Juan Martin del Potro keeps surprising himself. Close to quitting tennis after four wrist surgeries in recent years, the Argentine fought to get back to the ATP Tour even as he was reduced to hitting his backhand with one hand instead of his usual two. The struggle paid off Sunday when Del Potro staved off three match points in the third set to beat top-ranked Roger Federer 6-4,7-6 (8), 7-6 (2) for the BNP Paribas Open title.
The win ranks up there with Del Potro's 2009 U.S. Open title, in which he beat Federer, and helping Argentina win the Davis Cup in 2016. "I cannot believe I won this tournament, beating Roger in a great final and level of tennis," Del Potro said.
Naomi Osaka of Japan won the women's title 6-3, 6-2 over Russian Daria Kasatkina in a match-up of 20-year-old rising stars.
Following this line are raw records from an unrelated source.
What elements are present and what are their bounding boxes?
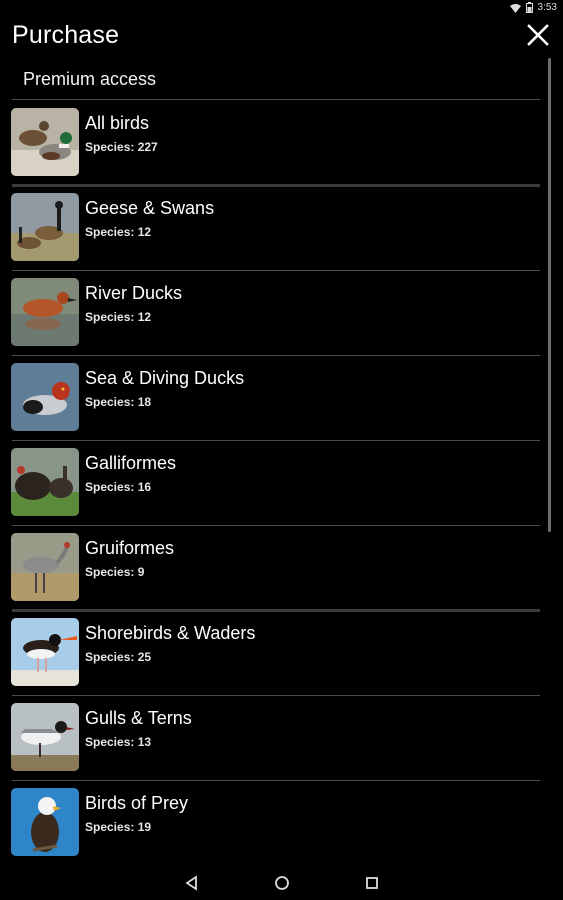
thumbnail-image <box>11 703 79 771</box>
page-title: Purchase <box>12 21 120 49</box>
status-bar: 3:53 <box>0 0 563 16</box>
divider <box>12 99 540 100</box>
thumbnail-image <box>11 278 79 346</box>
item-title: River Ducks <box>85 283 183 303</box>
status-time: 3:53 <box>537 2 557 13</box>
thumbnail-image <box>11 618 79 686</box>
species-count: Species: 12 <box>85 225 152 239</box>
list-item-geese-swans[interactable]: Geese & Swans Species: 12 <box>0 186 563 271</box>
wifi-icon <box>509 3 521 13</box>
species-count: Species: 25 <box>85 650 152 664</box>
item-title: Shorebirds & Waders <box>85 623 256 643</box>
species-count: Species: 18 <box>85 395 152 409</box>
species-count: Species: 12 <box>85 310 152 324</box>
species-count: Species: 16 <box>85 480 152 494</box>
item-title: Geese & Swans <box>85 198 215 218</box>
item-title: All birds <box>85 113 150 133</box>
close-button[interactable] <box>525 22 551 48</box>
app-bar: Purchase <box>0 16 563 60</box>
thumbnail-image <box>11 533 79 601</box>
back-icon <box>185 875 197 891</box>
item-title: Galliformes <box>85 453 177 473</box>
home-button[interactable] <box>272 873 292 893</box>
species-count: Species: 227 <box>85 140 158 154</box>
list-item-sea-diving-ducks[interactable]: Sea & Diving Ducks Species: 18 <box>0 356 563 441</box>
list-item-all-birds[interactable]: All birds Species: 227 <box>0 101 563 187</box>
thumbnail-image <box>11 363 79 431</box>
recents-icon <box>366 877 378 889</box>
list-item-birds-of-prey[interactable]: Birds of Prey Species: 19 <box>0 781 563 866</box>
status-icons: 3:53 <box>509 2 557 13</box>
section-header: Premium access <box>23 69 157 89</box>
list-item-galliformes[interactable]: Galliformes Species: 16 <box>0 441 563 526</box>
list-item-gulls-terns[interactable]: Gulls & Terns Species: 13 <box>0 696 563 781</box>
recents-button[interactable] <box>362 873 382 893</box>
battery-icon <box>525 2 533 13</box>
back-button[interactable] <box>182 873 202 893</box>
thumbnail-image <box>11 193 79 261</box>
species-count: Species: 9 <box>85 565 145 579</box>
scrollbar[interactable] <box>548 58 551 532</box>
species-count: Species: 13 <box>85 735 152 749</box>
item-title: Gruiformes <box>85 538 175 558</box>
list-item-shorebirds-waders[interactable]: Shorebirds & Waders Species: 25 <box>0 611 563 696</box>
thumbnail-image <box>11 788 79 856</box>
species-count: Species: 19 <box>85 820 152 834</box>
category-list: All birds Species: 227 Geese & Swans Spe… <box>0 101 563 866</box>
thumbnail-image <box>11 448 79 516</box>
close-icon <box>527 24 549 46</box>
thumbnail-image <box>11 108 79 176</box>
list-item-river-ducks[interactable]: River Ducks Species: 12 <box>0 271 563 356</box>
home-icon <box>275 876 289 890</box>
list-item-gruiformes[interactable]: Gruiformes Species: 9 <box>0 526 563 612</box>
item-title: Gulls & Terns <box>85 708 192 728</box>
item-title: Sea & Diving Ducks <box>85 368 245 388</box>
item-title: Birds of Prey <box>85 793 189 813</box>
navigation-bar <box>0 866 563 900</box>
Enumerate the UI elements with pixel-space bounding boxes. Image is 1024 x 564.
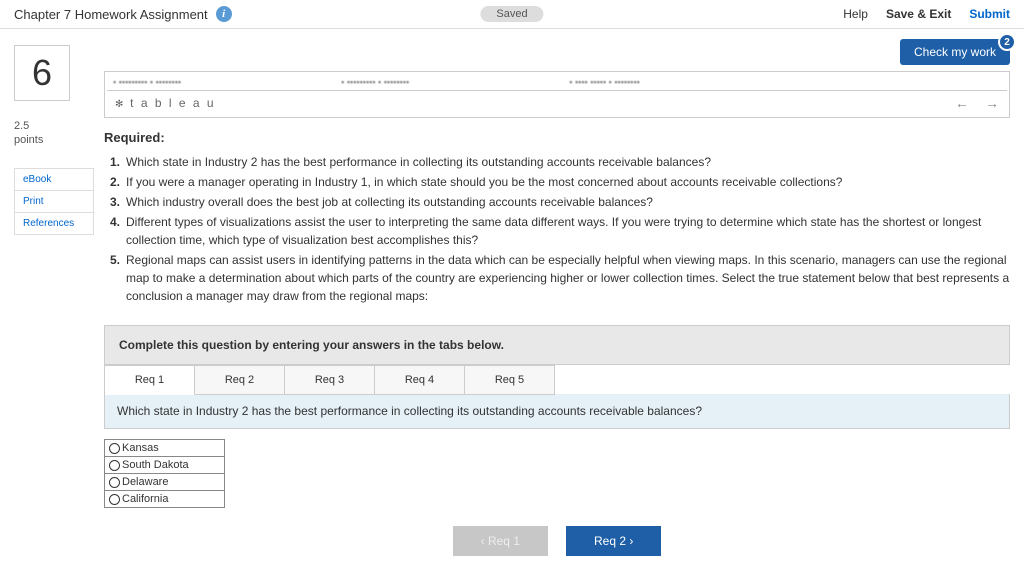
next-req-button[interactable]: Req 2 ›: [566, 526, 661, 556]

Del Potro and Osaka each earned $1.3 million.
Del Potro became the first Argentine champion in the 42-year history of the desert tournament. He handed Federer his first loss of the year, snapping the Swiss superstar's 17-match winning streak that was the best of his career.
"I feel frustrated that I let an opportunity like this go by," Federer said.
Del Potro held a match point at 8-7 in the second-set tiebreaker, but he lost the final three points on his own errors that allowed Federer to force a third set.
"It was a lot of frustration after that match point, but then I play well," Del Potro said.
They were on serve in the third until Federer broke for a 5-4 lead with a backhand winner off del Potro's serve. Federer had a chance to serve out the match, holding two match points. But del Potro staved both off to force deuce.
Federer's forehand went long, giving del Potro a breakpoint. Federer answered with a backhand that hit del Potro at the net and then gained his third match point on del Potro's forehand error.
Del Potro recovered to deuce with a forehand winner. Federer mis-hit a forehand high into the air beyond the baseline, giving del Potro another break point. The Argentine cashed in with a well-placed forehand in the corner to tie the set, 5-all.
In the tiebreaker, Del Potro raced to a 6-1 lead, helped by two of Federer's double faults. He closed out the win on his third match point when Federer's forehand failed.
"I would like to play that tiebreaker again because I don't know what the hell happened," Federer said.
Del Potro lost just six points on his serve in the first set.
In the second-set tiebreaker, Del Potro and Federer took turns arguing with chair umpire Fergus Murphy. Del Potro was annoyed the crowd was making noise on his serve and told the umpire he wasn't warning them enough to be quiet.
"It had no effect on the outcome of the match," Federer said. "I was just also just trying to pump myself up more, to get energy for me."
Del Potro survived three-setters against countryman Leonardo Mayer in the fourth round and Philipp Kohlschreiber in the quarterfinals. It was his first win against Federer since last year's U.S. Open quarters. Del Potro trails in their series 18-7 but owns a 4-2 advantage in finals.
Del Potro arrived at Indian Wells having won a title in Acapulco and back in the top 10.
"I'm really enjoying playing tennis again," he said. "I'm still surprising myself, and I want to keep surprising the tennis tour."